Malgré son nom, une fausse couche peut avoir de vraies conséquences. Les femmes qui vivent une fausse couche sont susceptibles de ressentir un sentiment de perte, de chagrin ou de culpabilité. Il peut être difficile de l'évoquer, et certaines se sentent parfois seules ou illégitimes.
L'importance de l'accompagnement
La principale difficulté liée à la fausse couche est le sentiment de solitude des personnes qui la traversent. La fausse couche survient souvent lors des 1ères semaines alors que le corps de la future maman n’a pas encore changé et que les futurs parents n’ont pas encore annoncé la grossesse à leurs proches. Il peut ainsi sembler difficile pour le couple d’envisager de parler à leur entourage de la perte de ce bébé, ne souhaitant pas leur imposer le douloureux ascenseur émotionnel qu’ils sont eux-mêmes en train de vivre. Un sentiment d’échec voire de honte et de culpabilité, de ne pas avoir réussi là où les autres paraissent si nombreux à avoir des bébés sans encombre, peut aussi empêcher les parents de se confier et de s'enfermer dans leur douleur.
Dans cette épreuve qu’est la fausse couche, l’intensité de la douleur psychique ressentie par les parents ne dépend pas seulement de l’avancée de la grossesse, mais aussi de l’intensité du désir d’enfant, ou encore de la projection identitaire dans cette grossesse. Sans accompagnement psychologique, celle-ci peut durer plusieurs semaines voire plusieurs mois, laisser des traces et impacter durablement la parentalité des personnes concernées. Lors de la grossesse suivante, les parents peuvent notamment éprouver des réticences à se projeter dans cette nouvelle grossesse, cette future parentalité et l’accueil de ce nouvel enfant. Il est également fréquent que des angoisses se réactivent durant la grossesse, particulièrement lors de douleurs ou de symptômes similaires à ceux vécus précédemment ou encore à l’approche du terme où s'est arrêtée la grossesse précédente, craignant une nouvelle perte. Et c’est bien compréhensible.
Conseils pour surmonter une fausse couche
- Parlez-en : Si vous êtes concernée, parlez-en ! Les professionnels de santé ainsi que vos proches sont là pour vous accompagner. Comme dans n’importe quel deuil, s’autoriser à exprimer ses émotions, à pleurer et à en parler avec sa propre mère par exemple ou avec des proches de confiance, permet de rompre l’isolement qui dessert ce processus. Échanger avec des personnes qui ont vécu la même chose peut être un vrai soutien, mais cela est parfois plus facile avec des inconnus.

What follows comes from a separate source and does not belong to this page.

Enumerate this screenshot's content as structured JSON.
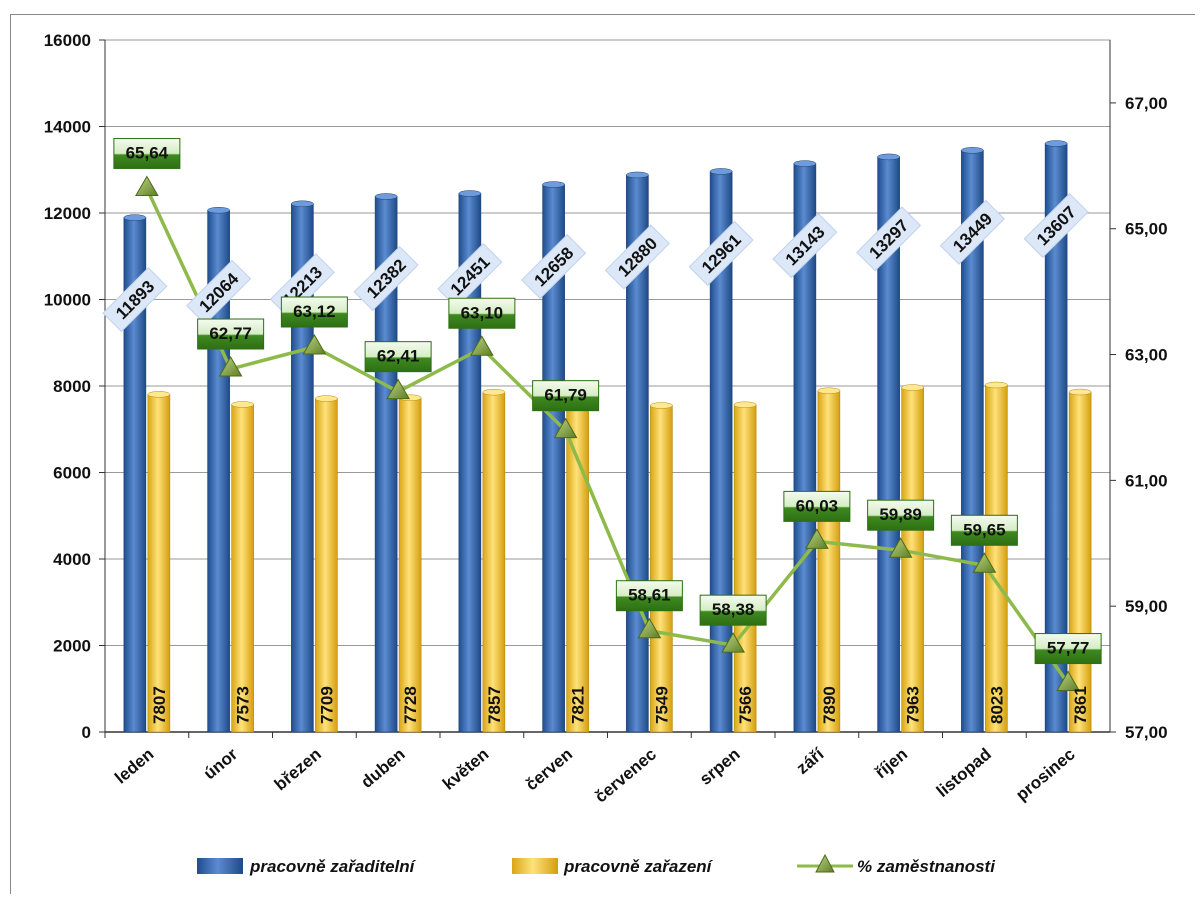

- Consultez un professionnel de santé : Rapprochez-vous de votre psychologue, médecin/ ou d’un autre professionnel de santé qui pourra vous aider. Il est également impératif de s’entourer de professionnels de santé à qui poser vos questions et confier vos inquiétudes, notamment en cas de symptômes suspects. Ils sauront vous rassurer sur votre santé et adapter le suivi des grossesses futures (pour notamment vous aider à passer la fenêtre temporelle qui vous inquiète). Ils pourront également vous renseigner sur les dispositions mises en place récemment dans le cadre de la loi du 7 juillet 2023, visant à favoriser l'accompagnement des couples confrontés à une interruption spontanée de grossesse. Le psychologue est un spécialiste de la santé mentale que chaque personne peut avoir besoin à un (ou plusieurs) moment(s) de sa vie de consulter. Il offre un accompagnement qui est le plus souvent ponctuel, durant quelques semaines ou quelques mois.
- N’oubliez pas : ce n’est pas de votre faute : une fausse couche est un phénomène qui n’a rien d’exceptionnel et cela ne signifie pas que vous ne mènerez aucune grossesse à terme.
Prévention des fausses couches
A noter qu’il n’est pas possible de prévenir les fausses couches dues à une anomalie génétique du fœtus, en revanche certains comportements peuvent être modifiés pour limiter les autres causes d’interruption de grossesse.